Recommendations for future research: The authors call for several concrete improvements in the field. Researchers should prioritize increasing dataset diversity by incorporating multi-institutional, multi-ethnic patient cohorts. Larger sample sizes are essential, particularly for deep learning models that require substantial training data. A broader spectrum of algorithms should be explored, including newer architectures that may not have been captured within the review's time frame. Standardized evaluation criteria and rigorous external validation protocols are needed to enable meaningful cross-study comparisons and ensure model robustness across diverse clinical settings.

Clinical translation: The adoption of AI techniques for predicting breast cancer recurrence represents a significant advancement with the potential to transform clinical care through more accurate and personalized diagnostics. However, the authors stress that these technologies must be accompanied by rigorous and continuous validation to ensure their safety and effectiveness.

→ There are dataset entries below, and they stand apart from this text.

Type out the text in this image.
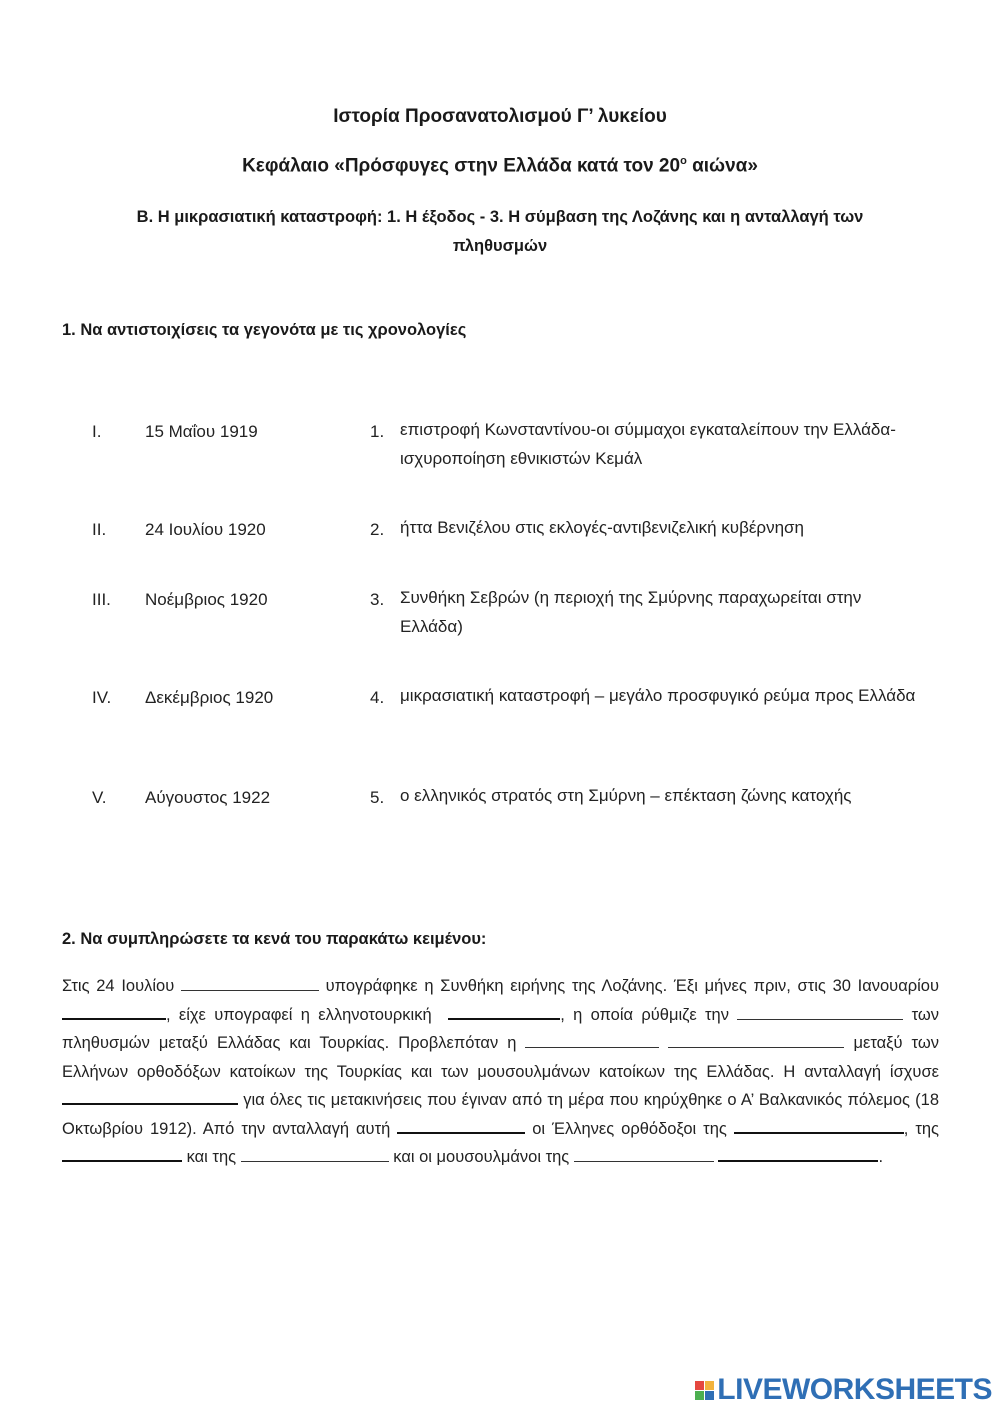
Ιστορία Προσανατολισμού Γ’ λυκείου
Κεφάλαιο «Πρόσφυγες στην Ελλάδα κατά τον $20^o$ αιώνα»
Β. Η μικρασιατική καταστροφή: 1. Η έξοδος - 3. Η σύμβαση της Λοζάνης και η ανταλλαγή των πληθυσμών
1. Να αντιστοιχίσεις τα γεγονότα με τις χρονολογίες
I.	15 Μαΐου 1919	1. επιστροφή Κωνσταντίνου-οι σύμμαχοι εγκαταλείπουν την Ελλάδα-ισχυροποίηση εθνικιστών Κεμάλ
II.	24 Ιουλίου 1920	2. ήττα Βενιζέλου στις εκλογές-αντιβενιζελική κυβέρνηση
III.	Νοέμβριος 1920	3. Συνθήκη Σεβρών (η περιοχή της Σμύρνης παραχωρείται στην Ελλάδα)
IV.	Δεκέμβριος 1920	4. μικρασιατική καταστροφή – μεγάλο προσφυγικό ρεύμα προς Ελλάδα
V.	Αύγουστος 1922	5. ο ελληνικός στρατός στη Σμύρνη – επέκταση ζώνης κατοχής
2. Να συμπληρώσετε τα κενά του παρακάτω κειμένου:
Στις 24 Ιουλίου	υπογράφηκε η Συνθήκη ειρήνης της Λοζάνης. Έξι μήνες πριν, στις 30 Ιανουαρίου , είχε υπογραφεί η ελληνοτουρκική	, η οποία ρύθμιζε την	των πληθυσμών μεταξύ Ελλάδας και Τουρκίας. Προβλεπόταν η	μεταξύ των Ελλήνων ορθοδόξων κατοίκων της Τουρκίας και των μουσουλμάνων κατοίκων της Ελλάδας. Η ανταλλαγή ίσχυσε  για όλες τις μετακινήσεις που έγιναν από τη μέρα που κηρύχθηκε ο Α’ Βαλκανικός πόλεμος (18 Οκτωβρίου 1912). Από την ανταλλαγή αυτή	οι Έλληνες ορθόδοξοι της	, της  και της	και οι μουσουλμάνοι της	.
LIVEWORKSHEETS
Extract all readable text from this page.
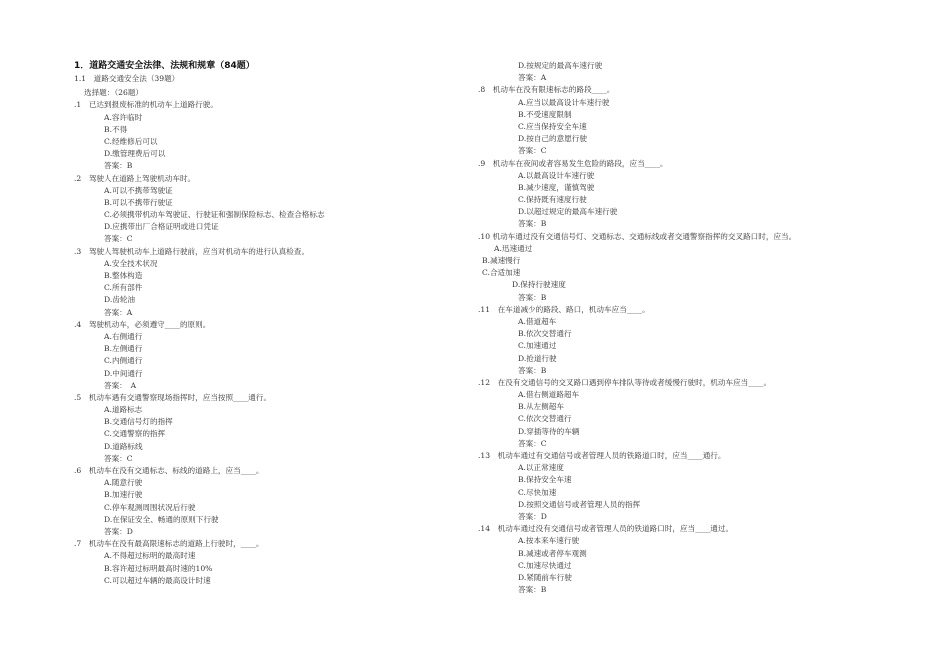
1．道路交通安全法律、法规和规章（84题）
1.1　道路交通安全法（39题）
选择题：（26题）
.1　已达到报废标准的机动车上道路行驶。
A.容许临时
B.不得
C.经维修后可以
D.缴管理费后可以
答案：B
.2　驾驶人在道路上驾驶机动车时。
A.可以不携带驾驶证
B.可以不携带行驶证
C.必须携带机动车驾驶证、行驶证和强制保险标志、检查合格标志
D.应携带出厂合格证明或进口凭证
答案：C
.3　驾驶人驾驶机动车上道路行驶前，应当对机动车的进行认真检查。
A.安全技术状况
B.整体构造
C.所有部件
D.齿轮油
答案：A
.4　驾驶机动车，必须遵守____的原则。
A.右侧通行
B.左侧通行
C.内侧通行
D.中间通行
答案：　A
.5　机动车遇有交通警察现场指挥时，应当按照____通行。
A.道路标志
B.交通信号灯的指挥
C.交通警察的指挥
D.道路标线
答案：C
.6　机动车在没有交通标志、标线的道路上，应当____。
A.随意行驶
B.加速行驶
C.停车观测周围状况后行驶
D.在保证安全、畅通的原则下行驶
答案：D
.7　机动车在没有最高限速标志的道路上行驶时，____。
A.不得超过标明的最高时速
B.容许超过标明最高时速的10%
C.可以超过车辆的最高设计时速
D.按规定的最高车速行驶
答案：A
.8　机动车在没有限速标志的路段____。
A.应当以最高设计车速行驶
B.不受速度限制
C.应当保持安全车速
D.按自己的意愿行驶
答案：C
.9　机动车在夜间或者容易发生危险的路段，应当____。
A.以最高设计车速行驶
B.减少速度，谨慎驾驶
C.保持既有速度行驶
D.以超过规定的最高车速行驶
答案：B
.10 机动车通过没有交通信号灯、交通标志、交通标线或者交通警察指挥的交叉路口时，应当。
A.迅速通过
B.减速慢行
C.合适加速
D.保持行驶速度
答案：B
.11　在车道减少的路段、路口，机动车应当____。
A.借道超车
B.依次交替通行
C.加速通过
D.抢道行驶
答案：B
.12　在没有交通信号的交叉路口遇到停车排队等待或者缓慢行驶时，机动车应当____。
A.借右侧道路超车
B.从左侧超车
C.依次交替通行
D.穿插等待的车辆
答案：C
.13　机动车通过有交通信号或者管理人员的铁路道口时，应当____通行。
A.以正常速度
B.保持安全车速
C.尽快加速
D.按照交通信号或者管理人员的指挥
答案：D
.14　机动车通过没有交通信号或者管理人员的铁道路口时，应当____通过。
A.按本来车速行驶
B.减速或者停车观测
C.加速尽快通过
D.紧随前车行驶
答案：B
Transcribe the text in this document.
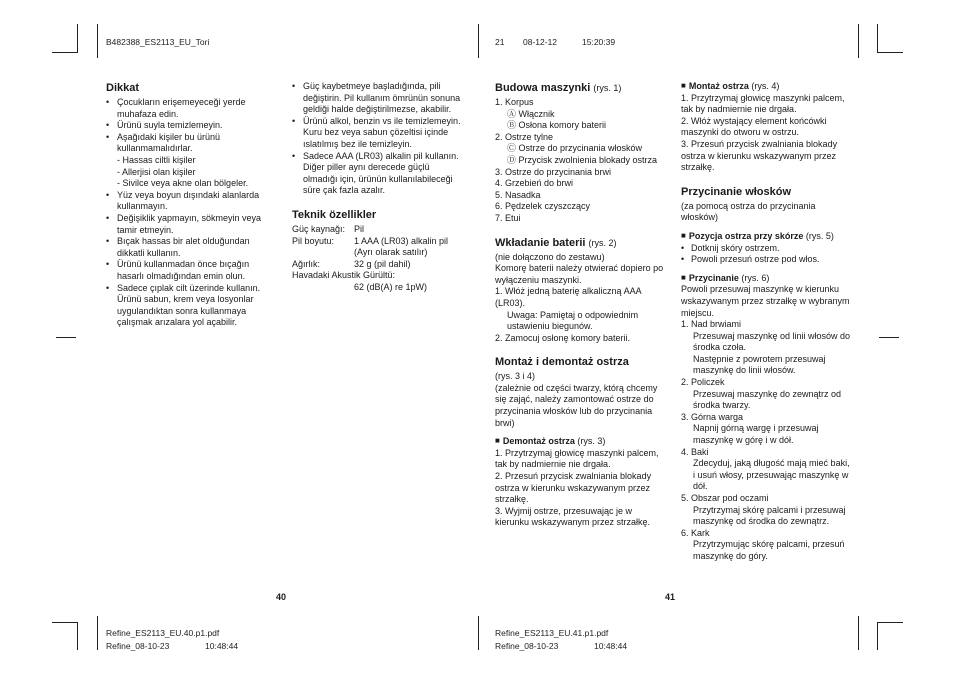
B482388_ES2113_EU_Tori	21 08-12-12	15:20:39
Dikkat
• Çocukların erişemeyeceği yerde muhafaza edin.
• Ürünü suyla temizlemeyin.
• Aşağıdaki kişiler bu ürünü kullanmamalıdırlar.
- Hassas ciltli kişiler
- Allerjisi olan kişiler
- Sivilce veya akne olan bölgeler.
• Yüz veya boyun dışındaki alanlarda kullanmayın.
• Değişiklik yapmayın, sökmeyin veya tamir etmeyin.
• Bıçak hassas bir alet olduğundan dikkatli kullanın.
• Ürünü kullanmadan önce bıçağın hasarlı olmadığından emin olun.
• Sadece çıplak cilt üzerinde kullanın. Ürünü sabun, krem veya losyonlar uygulandıktan sonra kullanmaya çalışmak arızalara yol açabilir.
• Güç kaybetmeye başladığında, pili değiştirin. Pil kullanım ömrünün sonuna geldiği halde değiştirilmezse, akabilir.
• Ürünü alkol, benzin vs ile temizlemeyin.
Kuru bez veya sabun çözeltisi içinde ıslatılmış bez ile temizleyin.
• Sadece AAA (LR03) alkalin pil kullanın. Diğer piller aynı derecede güçlü olmadığı için, ürünün kullanılabileceği süre çak fazla azalır.
Teknik özellikler
Güç kaynağı: Pil
Pil boyutu:	1 AAA (LR03) alkalin pil (Ayrı olarak satılır)
Ağırlık:	32 g (pil dahil)
Havadaki Akustik Gürültü:
62 (dB(A) re 1pW)
Budowa maszynki (rys. 1)
1. Korpus
Ⓐ Włącznik
Ⓑ Osłona komory baterii
2. Ostrze tylne
Ⓒ Ostrze do przycinania włosków
Ⓓ Przycisk zwolnienia blokady ostrza
3. Ostrze do przycinania brwi
4. Grzebień do brwi
5. Nasadka
6. Pędzelek czyszczący
7. Etui
Wkładanie baterii (rys. 2)
(nie dołączono do zestawu)
Komorę baterii należy otwierać dopiero po wyłączeniu maszynki.
1. Włóż jedną baterię alkaliczną AAA (LR03).
Uwaga: Pamiętaj o odpowiednim ustawieniu biegunów.
2. Zamocuj osłonę komory baterii.
Montaż i demontaż ostrza
(rys. 3 i 4)
(zależnie od części twarzy, którą chcemy się zająć, należy zamontować ostrze do przycinania włosków lub do przycinania brwi)
■ Demontaż ostrza (rys. 3)
1. Przytrzymaj głowicę maszynki palcem, tak by nadmiernie nie drgała.
2. Przesuń przycisk zwalniania blokady ostrza w kierunku wskazywanym przez strzałkę.
3. Wyjmij ostrze, przesuwając je w kierunku wskazywanym przez strzałkę.
■ Montaż ostrza (rys. 4)
1. Przytrzymaj głowicę maszynki palcem, tak by nadmiernie nie drgała.
2. Włóż wystający element końcówki maszynki do otworu w ostrzu.
3. Przesuń przycisk zwalniania blokady ostrza w kierunku wskazywanym przez strzałkę.
Przycinanie włosków
(za pomocą ostrza do przycinania włosków)
■ Pozycja ostrza przy skórze (rys. 5)
• Dotknij skóry ostrzem.
• Powoli przesuń ostrze pod włos.
■ Przycinanie (rys. 6)
Powoli przesuwaj maszynkę w kierunku wskazywanym przez strzałkę w wybranym miejscu.
1. Nad brwiami
Przesuwaj maszynkę od linii włosów do środka czoła.
Następnie z powrotem przesuwaj maszynkę do linii włosów.
2. Policzek
Przesuwaj maszynkę do zewnątrz od środka twarzy.
3. Górna warga
Napnij górną wargę i przesuwaj maszynkę w górę i w dół.
4. Baki
Zdecyduj, jaką długość mają mieć baki, i usuń włosy, przesuwając maszynkę w dół.
5. Obszar pod oczami
Przytrzymaj skórę palcami i przesuwaj maszynkę od środka do zewnątrz.
6. Kark
Przytrzymując skórę palcami, przesuń maszynkę do góry.
40	41
Refine_ES2113_EU.40.p1.pdf
Refine_08-10-23	10:48:44
Refine_ES2113_EU.41.p1.pdf
Refine_08-10-23	10:48:44
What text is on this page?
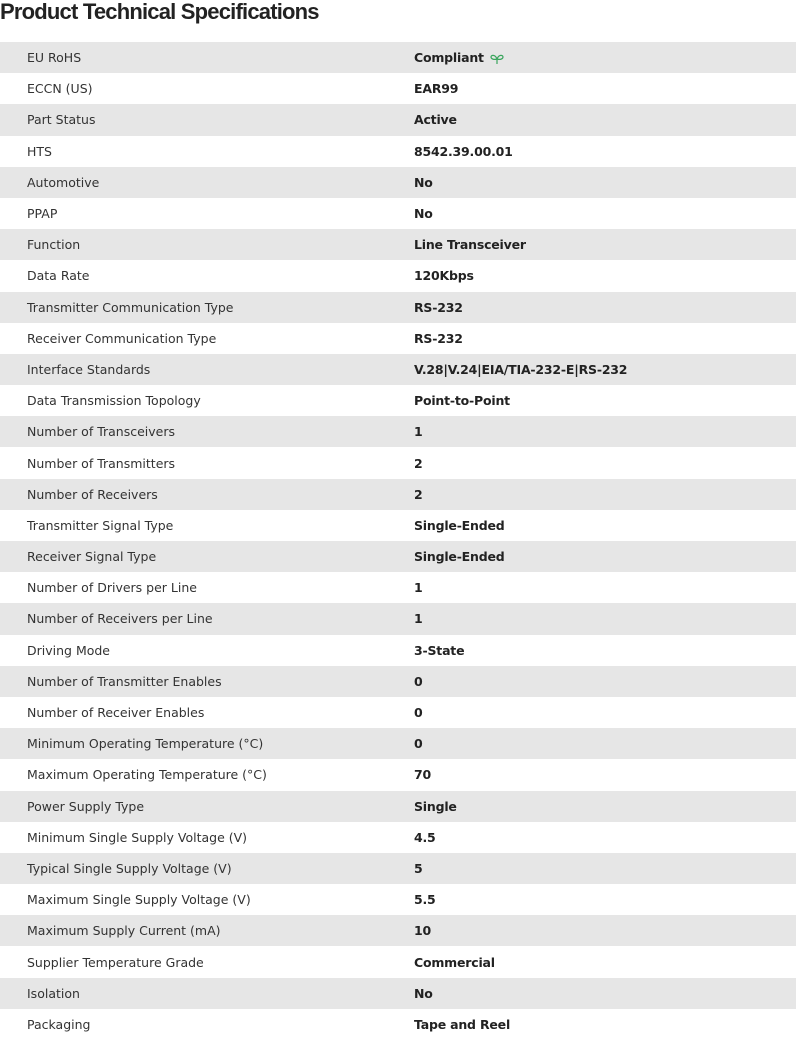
Product Technical Specifications
EU RoHS	Compliant
ECCN (US)	EAR99
Part Status	Active
HTS	8542.39.00.01
Automotive	No
PPAP	No
Function	Line Transceiver
Data Rate	120Kbps
Transmitter Communication Type	RS-232
Receiver Communication Type	RS-232
Interface Standards	V.28|V.24|EIA/TIA-232-E|RS-232
Data Transmission Topology	Point-to-Point
Number of Transceivers	1
Number of Transmitters	2
Number of Receivers	2
Transmitter Signal Type	Single-Ended
Receiver Signal Type	Single-Ended
Number of Drivers per Line	1
Number of Receivers per Line	1
Driving Mode	3-State
Number of Transmitter Enables	0
Number of Receiver Enables	0
Minimum Operating Temperature (°C)	0
Maximum Operating Temperature (°C)	70
Power Supply Type	Single
Minimum Single Supply Voltage (V)	4.5
Typical Single Supply Voltage (V)	5
Maximum Single Supply Voltage (V)	5.5
Maximum Supply Current (mA)	10
Supplier Temperature Grade	Commercial
Isolation	No
Packaging	Tape and Reel
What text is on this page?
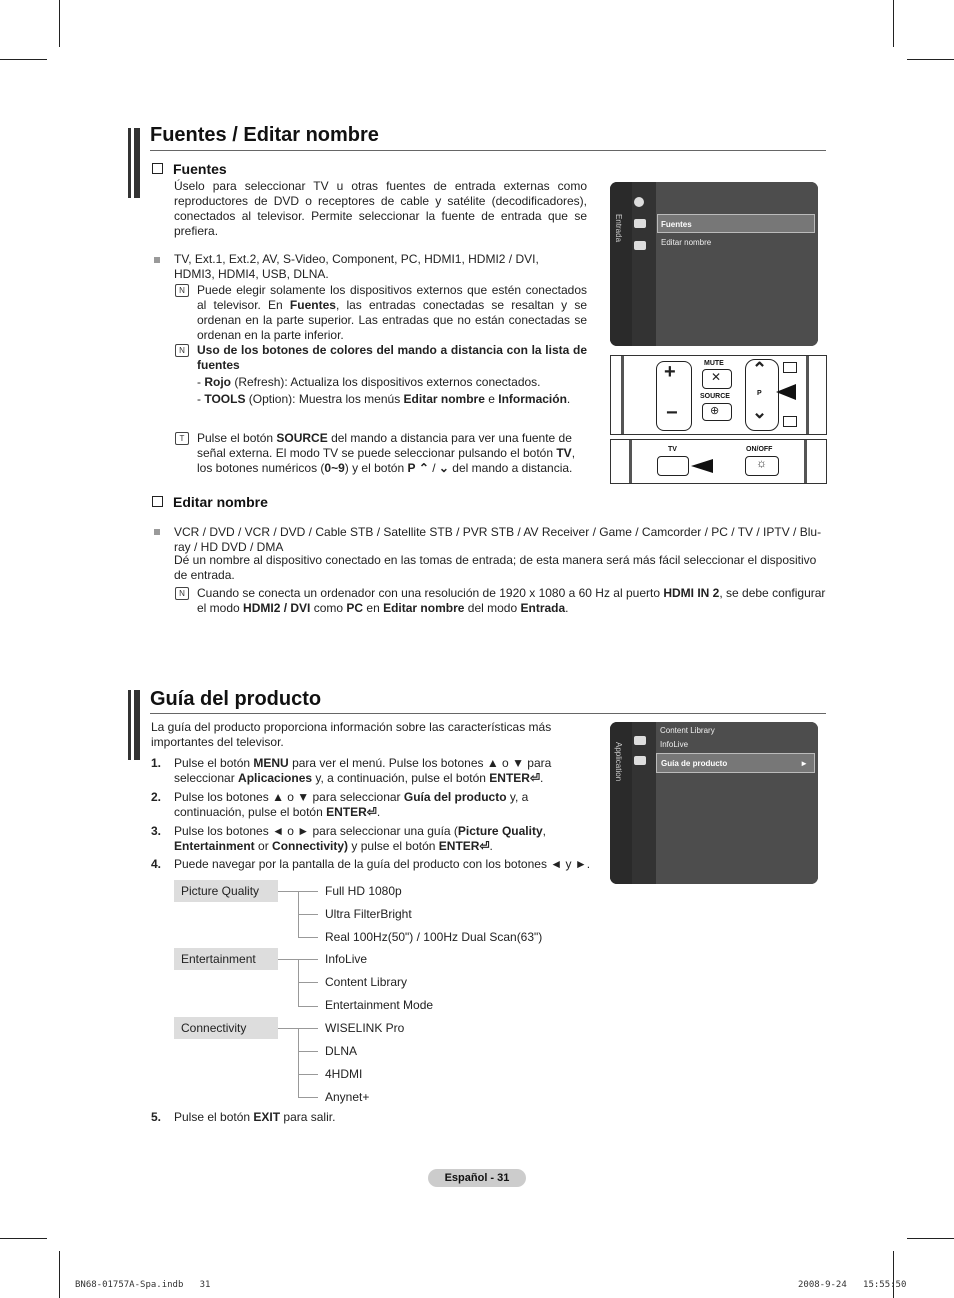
Fuentes / Editar nombre
Fuentes
Úselo para seleccionar TV u otras fuentes de entrada externas como reproductores de DVD o receptores de cable y satélite (decodificadores), conectados al televisor. Permite seleccionar la fuente de entrada que se prefiera.
TV, Ext.1, Ext.2, AV, S-Video, Component, PC, HDMI1, HDMI2 / DVI, HDMI3, HDMI4, USB, DLNA.
N	Puede elegir solamente los dispositivos externos que estén conectados al televisor. En Fuentes, las entradas conectadas se resaltan y se ordenan en la parte superior. Las entradas que no están conectadas se ordenan en la parte inferior.
N	Uso de los botones de colores del mando a distancia con la lista de fuentes
- Rojo (Refresh): Actualiza los dispositivos externos conectados.
- TOOLS (Option): Muestra los menús Editar nombre e Información.
T	Pulse el botón SOURCE del mando a distancia para ver una fuente de señal externa. El modo TV se puede seleccionar pulsando el botón TV, los botones numéricos (0~9) y el botón P ⌃ / ⌄ del mando a distancia.
Entrada	Fuentes
Editar nombre
+
−
MUTE
✕
SOURCE
⊕
⌃
P
⌄
TV	ON/OFF
☼
Editar nombre
VCR / DVD / VCR / DVD / Cable STB / Satellite STB / PVR STB / AV Receiver / Game / Camcorder / PC / TV / IPTV / Blu-ray / HD DVD / DMA
Dé un nombre al dispositivo conectado en las tomas de entrada; de esta manera será más fácil seleccionar el dispositivo de entrada.
N	Cuando se conecta un ordenador con una resolución de 1920 x 1080 a 60 Hz al puerto HDMI IN 2, se debe configurar el modo HDMI2 / DVI como PC en Editar nombre del modo Entrada.
Guía del producto
La guía del producto proporciona información sobre las características más importantes del televisor.
1. Pulse el botón MENU para ver el menú. Pulse los botones ▲ o ▼ para seleccionar Aplicaciones y, a continuación, pulse el botón ENTER⏎.
2. Pulse los botones ▲ o ▼ para seleccionar Guía del producto y, a continuación, pulse el botón ENTER⏎.
3. Pulse los botones ◄ o ► para seleccionar una guía (Picture Quality, Entertainment or Connectivity) y pulse el botón ENTER⏎.
4. Puede navegar por la pantalla de la guía del producto con los botones ◄ y ►.
Application
Content Library
InfoLive
Guía de producto	►
Picture Quality
Entertainment
Connectivity
Full HD 1080p
Ultra FilterBright
Real 100Hz(50") / 100Hz Dual Scan(63")
InfoLive
Content Library
Entertainment Mode
WISELINK Pro
DLNA
4HDMI
Anynet+
5. Pulse el botón EXIT para salir.
Español - 31
BN68-01757A-Spa.indb   31	2008-9-24   15:55:50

Ethical considerations, including patient privacy, data governance, informed consent, and the responsible use of algorithmic predictions in treatment decisions, must be carefully addressed before any model is deployed at scale in clinical practice.

TL;DR: SVMs (87% on clinical data), neural networks (97.62% on genetic data), and combined SVM+CNN approaches (95-95.2% on multi-modal data) show the most promise. The review recommends larger, more diverse datasets, standardized evaluation metrics, external validation, and hybrid multi-modal architectures as the path toward clinically deployable AI recurrence prediction tools.
Citation: Silveira JA, da Silva AR, de Lima MZT.. Open Access, 2025. Available at: PMC11807043. DOI: 10.1007/s12672-025-01908-6. License: cc by-nc-nd.